A third reason was what the relevant officials acknowledged subsequently. In their memoirs and later public announcements, President Bush, Secretary Baker, General Scowcroft, Secretary of Defense Dick Cheney, and U.S. Armed Forces Chief of Staff General Colin Powell were all in agreement that an American invasion of Iraq would have resulted in a disastrous quagmire of America’s own making.  They agreed in particular that had American forces invaded Iraq, it would have been extraordinarily difficult and costly to withdraw the forces.  Before extricating them from Iraq, it was reasoned they would, first, have to carry the fight all the way to Baghdad and that, second, they would have to topple Saddam Hussein. Both scenarios lacked sufficient international support. The degree to which there would have been the requisite American domestic endorsement for such an undertaking was questionable, too.

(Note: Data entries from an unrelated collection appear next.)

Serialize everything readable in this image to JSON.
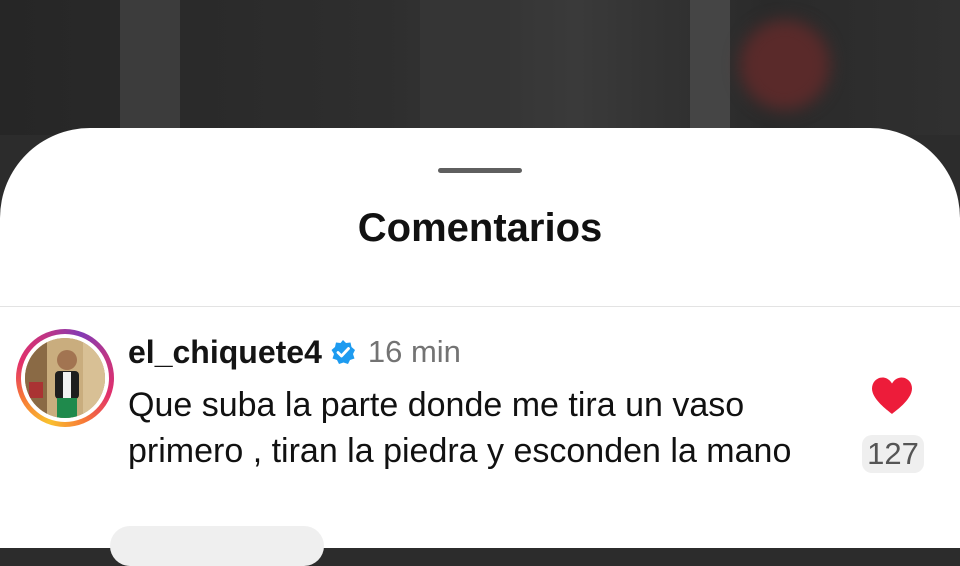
{
  "sheet": {
    "title": "Comentarios"
  },
  "comment": {
    "username": "el_chiquete4",
    "verified": true,
    "time": "16 min",
    "text": "Que suba la parte donde me tira un vaso primero , tiran la piedra y esconden la mano",
    "like_count": "127",
    "liked": true
  },
  "colors": {
    "heart": "#ed1c3a",
    "verified_badge": "#1d9bf0",
    "timestamp": "#737373"
  },
  "icons": {
    "like": "heart-icon",
    "verified": "verified-badge-icon"
  }
}
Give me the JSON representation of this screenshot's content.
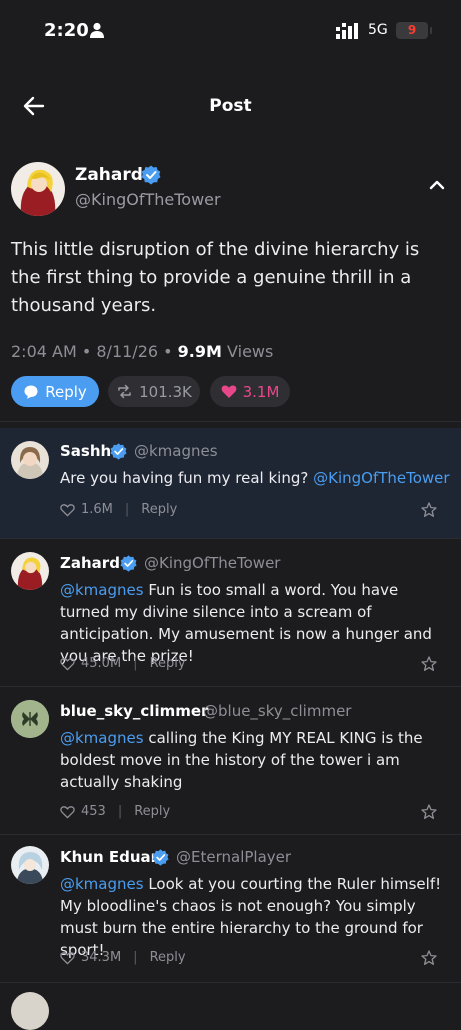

In addition to these factors, there was yet another consideration that, although unstated, was no less significant.  This was the lack of American expertise regarding the people and cultural dynamics as well as the dramatic personae of Iraq, basic prerequisites for any armed invasion of another country.  This latter shortcoming would be overwhelmingly apparent when the United States invaded and occupied Iraq twelve years later. That it contributed mightily to the emergence of such groups as the Islamic State in Iraq and Syria, or ISIS, and emboldened the effectiveness of other insurgent groups such as al-Qaeda as a direct result would become all too apparent.

[7] The 1979 Camp David Accords, forged in a rural retreat less than an hour from Washington, D.C. by U.S. President Jimmy Carter, Egyptian President Anwar Sadat, and Israeli Prime Minister Menachem Begin, had shaken the Middle East to its geostrategic and geopolitical roots. The Accords effectively took Egypt and its then-mightiest Arab armed forces and demographic weight off the Arab-Israeli conflict table.  What many could have predicted then but did not would soon become obvious.  This was how one American regionally disruptive act would pave the way for another one.

It is undeniable that Egypt and the Egyptian people gained from the Camp David Accords.  As to whether Egypt or Israel gained more depends on one’s perspective. From Israel’s vantage point, it was clearly the greater beneficiary. One might only point to Israel’s 1982 invasion and 19-year occupation of Lebanon, using American-manufactured and supplied weapons and munitions, having gone unpunished by the United States.

[8] The first Palestinian Intifada – intifada meaning a “shaking off,’ in this case the illegal Israeli occupation – with much of the world watching, is considered to have begun in 1987.

[9] Overlooked in much of the commentary and analysis that followed the September 11, 2001, attacks was how much anger and resentment had been building against President George W. Bush. In August 2001, Saudi Arabian Crown Prince Abdullah, by then the effective head of state in the Kingdom in light of King Fahd’s protracted disabling illness, warned that America’s blatant disregard for and near-total ineffectualness in lessening the plight of the Palestinians – living under an occupation massively defended, financed, and armed by Washington officialdom – threatened to make the Saudi Arabian-U.S. relationship untenable. Indeed, in November 2001, Saudi Arabian Foreign Minister Saud Al Faisal charged that the failure of the Bush administration to pursue a peace settlement between Israelis and Palestinians “makes a sane man go mad.”